XGBoost + Optuna

Overview

AutoXGB

XGBoost + Optuna: no brainer

  • auto train xgboost directly from CSV files
  • auto tune xgboost using optuna
  • auto serve best xgboot model using fastapi

NOTE: PRs are currently not accepted. If there are issues/problems, please create an issue.

Installation

Install using pip

pip install autoxgb

Usage

Training a model using AutoXGB is a piece of cake. All you need is some tabular data.

Parameters

###############################################################################
### required parameters
###############################################################################

# path to training data
train_filename = "data_samples/binary_classification.csv"
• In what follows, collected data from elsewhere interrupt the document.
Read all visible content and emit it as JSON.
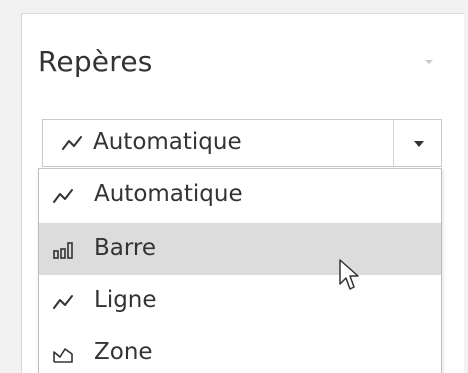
{
  "panel": {
    "title": "Repères"
  },
  "mark_type": {
    "selected": "Automatique",
    "selected_icon": "line-auto-icon"
  },
  "dropdown": {
    "options": [
      {
        "label": "Automatique",
        "icon": "line-auto-icon"
      },
      {
        "label": "Barre",
        "icon": "bar-chart-icon"
      },
      {
        "label": "Ligne",
        "icon": "line-chart-icon"
      },
      {
        "label": "Zone",
        "icon": "area-chart-icon"
      }
    ],
    "highlighted_index": 1
  },
  "colors": {
    "panel_background": "#ffffff",
    "canvas_background": "#f2f2f2",
    "highlight": "#dcdcdc",
    "text": "#333333"
  }
}
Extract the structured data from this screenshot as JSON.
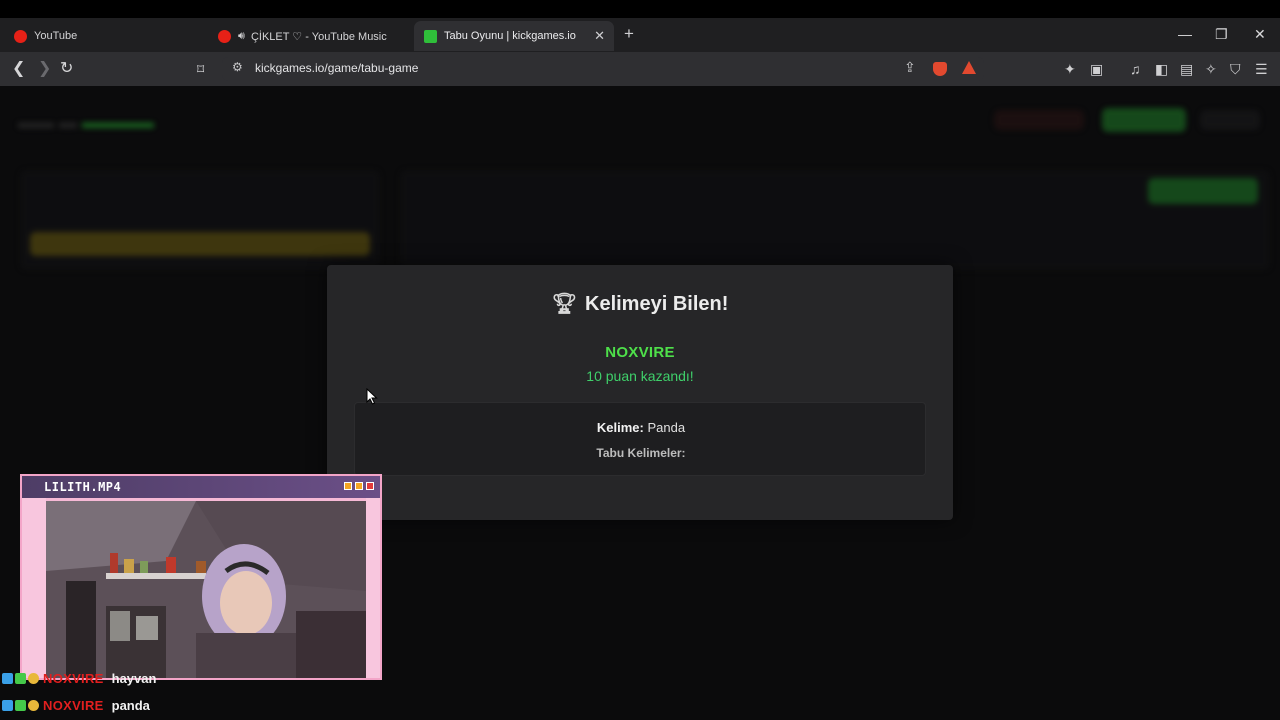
{
  "browser": {
    "tabs": [
      {
        "label": "YouTube",
        "favicon_color": "#e62117"
      },
      {
        "label": "ÇİKLET ♡ - YouTube Music",
        "favicon_color": "#e62117"
      },
      {
        "label": "Tabu Oyunu | kickgames.io",
        "favicon_color": "#2fbf3a"
      }
    ],
    "new_tab": "+",
    "tab_close": "✕",
    "url": "kickgames.io/game/tabu-game",
    "window_controls": {
      "minimize": "—",
      "maximize": "❐",
      "close": "✕"
    }
  },
  "modal": {
    "title": "Kelimeyi Bilen!",
    "winner": "NOXVIRE",
    "points_text": "10 puan kazandı!",
    "word_label": "Kelime:",
    "word_value": "Panda",
    "taboo_label": "Tabu Kelimeler:"
  },
  "webcam": {
    "title": "LILITH.MP4"
  },
  "chat": [
    {
      "user": "NOXVIRE",
      "message": "hayvan"
    },
    {
      "user": "NOXVIRE",
      "message": "panda"
    }
  ],
  "colors": {
    "accent_green": "#4ee04a",
    "points_green": "#3fcf6a",
    "chat_user_red": "#e21f1f"
  }
}
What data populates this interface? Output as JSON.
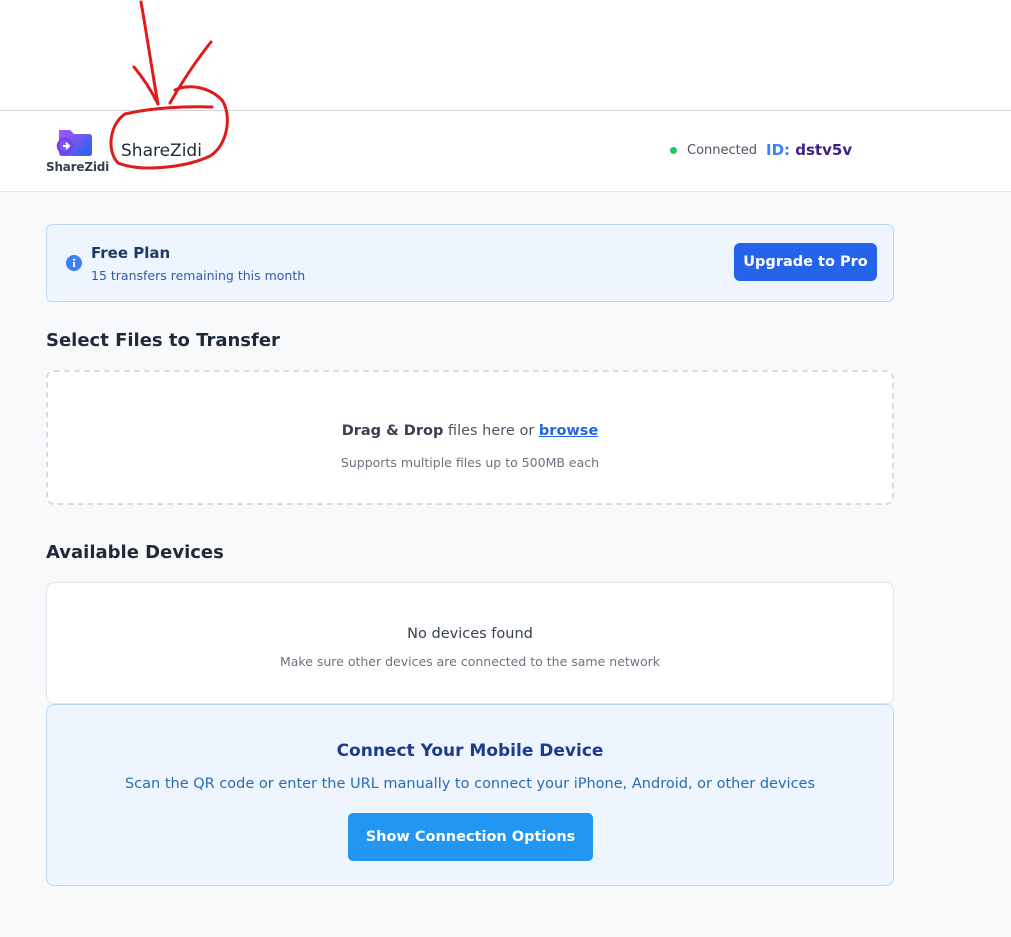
{
  "header": {
    "logo_caption": "ShareZidi",
    "app_name": "ShareZidi",
    "status_text": "Connected",
    "id_label": "ID:",
    "id_value": "dstv5v"
  },
  "plan": {
    "title": "Free Plan",
    "subtitle": "15 transfers remaining this month",
    "upgrade_label": "Upgrade to Pro"
  },
  "files": {
    "section_title": "Select Files to Transfer",
    "drop_strong": "Drag & Drop",
    "drop_middle": " files here or ",
    "browse_link": "browse",
    "drop_note": "Supports multiple files up to 500MB each"
  },
  "devices": {
    "section_title": "Available Devices",
    "empty_title": "No devices found",
    "empty_note": "Make sure other devices are connected to the same network"
  },
  "mobile": {
    "title": "Connect Your Mobile Device",
    "subtitle": "Scan the QR code or enter the URL manually to connect your iPhone, Android, or other devices",
    "button_label": "Show Connection Options"
  },
  "colors": {
    "accent": "#2563eb",
    "connection_button": "#2196f3",
    "status_connected": "#22c55e",
    "annotation": "#e01b1b"
  },
  "icons": {
    "logo": "folder-share-logo",
    "info": "info-circle-icon"
  }
}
# path to output folder to store artifacts
output = "output"

###############################################################################
### optional parameters
###############################################################################

# path to test data. if specified, the model will be evaluated on the test data
# and test_predictions.csv will be saved to the output folder
# if not specified, only OOF predictions will be saved
# test_filename = "test.csv"
test_filename = None

# task: classification or regression
# if not specified, the task will be inferred automatically
# task = "classification"
# task = "regression"
task = None

# an id column
# if not specified, the id column will be generated automatically with the name `id`
# idx = "id"
idx = None

# target columns are list of strings
# if not specified, the target column be assumed to be named `target`
# and the problem will be treated as one of: binary classification, multiclass classification,
# or single column regression
# targets = ["target"]
# targets = ["target1", "target2"]
targets = ["income"]

# features columns are list of strings
# if not specified, all columns except `id`, `targets` & `kfold` columns will be used
# features = ["col1", "col2"]
features = None

# categorical_features are list of strings
# if not specified, categorical columns will be inferred automatically
# categorical_features = ["col1", "col2"]
categorical_features = None

# use_gpu is boolean
# if not specified, GPU is not used
# use_gpu = True
# use_gpu = False
use_gpu = True

# number of folds to use for cross-validation
# default is 5
num_folds = 5

# random seed for reproducibility
# default is 42
seed = 42

# number of optuna trials to run
# default is 1000
# num_trials = 1000
num_trials = 100

# time_limit for optuna trials in seconds
# if not specified, timeout is not set and all trials are run
# time_limit = None
time_limit = 360

# if fast is set to True, the hyperparameter tuning will use only one fold
# however, the model will be trained on all folds in the end
# to generate OOF predictions and test predictions
# default is False
# fast = False
fast = False

Python API

To train a new model, you can run:

from autoxgb import AutoXGB


# required parameters:
train_filename = "data_samples/binary_classification.csv"
output = "output"

# optional parameters
test_filename = None
task = None
idx = None
targets = ["income"]
features = None
categorical_features = None
use_gpu = True
num_folds = 5
seed = 42
num_trials = 100
time_limit = 360
fast = False

# Now its time to train the model!
axgb = AutoXGB(
    train_filename=train_filename,
    output=output,
    test_filename=test_filename,
    task=task,
    idx=idx,
    targets=targets,
    features=features,
    categorical_features=categorical_features,
    use_gpu=use_gpu,
    num_folds=num_folds,
    seed=seed,
    num_trials=num_trials,
    time_limit=time_limit,
    fast=fast,
)
axgb.train()

CLI

Train the model using the autoxgb train command. The parameters are same as above.

autoxgb train \
 --train_filename datasets/30train.csv \
 --output outputs/30days \
 --test_filename datasets/30test.csv \
 --use_gpu

You can also serve the trained model using the autoxgb serve command.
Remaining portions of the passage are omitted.